Paired-end Sequencing Data from NCBI SRA

The tutorial is based on Illumina data sets from several isolates of the Cydia pomonella granulovirus (CpGV). The CpGV is one of the most well-studied baculoviruses because many isolates have been sequenced and sequence data sets are available at NCBI Genbank and NCBI SRA. We will use four CpGV isolates to decipher their intra-isolate specific variation and try to draw conclusions about the isolate’s homogeneity or heterogeneity. We will also encounter a mixed isolate (a more or less clean mixture of other previously sequenced CpGV isolates) and learn how to recognize it. In addition, we will learn how to determine the composition of this mixed isolate based on other sequenced CpGV isolates.

Comment: Detailed CpGV Isolate Information

For those who want to delve deeper into the data sets, I have provided a table with links to NCBI SRA and related publications.

Isolate NCBI Genbank NCBI SRA Reference
CpGV-M KM217575 SRR31589148 Wennmann et al. 2020
CpGV-S KM217573 SRR31589147 Wennmann et al. 2020
CpGV-E2 KM217577 SRR31589146 Gueli Alletti et al. 2017
CpGV-V15 No assembly available SRR31679023 Fan et al. 2020

Follow the steps below to download the four Illumina datasets published at NCBI SRA.

Hands On: NCBI SRA Data Download

Run Download and Extract Reads in FASTQ format from NCBI SRA ( Galaxy version 3.1.1+galaxy1) with the following parameters:

  • “Select input type”: SRR accession
  • Accession: SRR31589146, SRR31589147, SRR31589148, SRR31679023
  • Select output format: gzip compressed fastq
  • Click Run Tool
Comment: Take a cup of coffee

Downloading the data from NCBI SRA may take a while. It is a good opportunity to have a cup of coffee or tea.
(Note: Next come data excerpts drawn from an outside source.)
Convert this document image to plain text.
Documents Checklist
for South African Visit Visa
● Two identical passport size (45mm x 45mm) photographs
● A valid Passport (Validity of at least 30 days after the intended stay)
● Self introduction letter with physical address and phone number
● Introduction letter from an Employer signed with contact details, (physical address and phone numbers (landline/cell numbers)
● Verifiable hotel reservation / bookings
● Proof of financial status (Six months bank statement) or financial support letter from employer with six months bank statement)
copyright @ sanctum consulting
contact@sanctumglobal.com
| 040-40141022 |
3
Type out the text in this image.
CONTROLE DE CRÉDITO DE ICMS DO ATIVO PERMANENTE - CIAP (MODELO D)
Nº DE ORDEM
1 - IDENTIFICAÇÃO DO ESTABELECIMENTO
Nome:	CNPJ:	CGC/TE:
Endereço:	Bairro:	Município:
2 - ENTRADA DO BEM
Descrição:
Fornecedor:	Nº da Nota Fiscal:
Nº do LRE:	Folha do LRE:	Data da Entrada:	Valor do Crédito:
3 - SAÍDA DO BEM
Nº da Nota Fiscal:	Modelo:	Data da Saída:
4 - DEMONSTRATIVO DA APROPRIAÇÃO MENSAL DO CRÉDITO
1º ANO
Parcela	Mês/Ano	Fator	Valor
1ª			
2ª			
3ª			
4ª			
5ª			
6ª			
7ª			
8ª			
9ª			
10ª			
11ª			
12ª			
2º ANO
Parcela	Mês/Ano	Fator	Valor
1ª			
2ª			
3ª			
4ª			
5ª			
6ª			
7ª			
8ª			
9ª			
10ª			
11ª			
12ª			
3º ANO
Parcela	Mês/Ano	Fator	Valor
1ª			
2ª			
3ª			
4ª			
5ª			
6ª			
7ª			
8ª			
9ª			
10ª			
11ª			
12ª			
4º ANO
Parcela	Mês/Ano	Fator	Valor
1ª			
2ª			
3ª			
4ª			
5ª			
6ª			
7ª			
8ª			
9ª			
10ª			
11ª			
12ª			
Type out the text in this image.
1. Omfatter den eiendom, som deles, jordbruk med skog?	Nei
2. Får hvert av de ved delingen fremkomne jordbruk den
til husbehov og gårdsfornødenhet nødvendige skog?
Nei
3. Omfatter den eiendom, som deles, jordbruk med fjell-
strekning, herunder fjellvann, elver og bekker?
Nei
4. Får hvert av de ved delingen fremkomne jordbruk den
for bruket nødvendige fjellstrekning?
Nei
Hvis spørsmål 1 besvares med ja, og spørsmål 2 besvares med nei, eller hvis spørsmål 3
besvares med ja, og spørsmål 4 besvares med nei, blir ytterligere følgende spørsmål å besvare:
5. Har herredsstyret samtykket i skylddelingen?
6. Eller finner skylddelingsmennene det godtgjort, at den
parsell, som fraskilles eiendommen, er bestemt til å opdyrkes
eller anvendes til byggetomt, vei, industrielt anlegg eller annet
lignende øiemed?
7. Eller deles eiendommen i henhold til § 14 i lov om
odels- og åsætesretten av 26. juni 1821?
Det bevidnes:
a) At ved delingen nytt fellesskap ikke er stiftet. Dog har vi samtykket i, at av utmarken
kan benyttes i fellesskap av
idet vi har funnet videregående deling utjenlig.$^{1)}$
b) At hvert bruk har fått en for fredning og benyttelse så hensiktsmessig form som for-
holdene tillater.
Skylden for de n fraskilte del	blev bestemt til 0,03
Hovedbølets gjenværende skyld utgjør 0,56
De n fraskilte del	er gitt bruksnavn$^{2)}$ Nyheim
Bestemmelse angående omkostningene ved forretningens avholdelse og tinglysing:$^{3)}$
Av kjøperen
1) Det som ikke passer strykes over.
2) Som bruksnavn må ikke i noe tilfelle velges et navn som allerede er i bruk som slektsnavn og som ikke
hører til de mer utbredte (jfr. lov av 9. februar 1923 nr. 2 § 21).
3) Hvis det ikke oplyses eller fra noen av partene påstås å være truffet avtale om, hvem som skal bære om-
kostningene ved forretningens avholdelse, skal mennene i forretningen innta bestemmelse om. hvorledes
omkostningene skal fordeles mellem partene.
Read Preprocessing and Quality Control

After the reference genome and the paired-end Illumina reads are loaded in the history, it is time to start the analysis. First, the reads need to be adapter trimmed and quality filtered.

Before and after trimming, it is usually a good idea to check the quality of the reads using FASTQC. However, we will omit this step here. If you are interested in learning more about read quality, I recommend the check the Galaxy Training Quality Control tutorial.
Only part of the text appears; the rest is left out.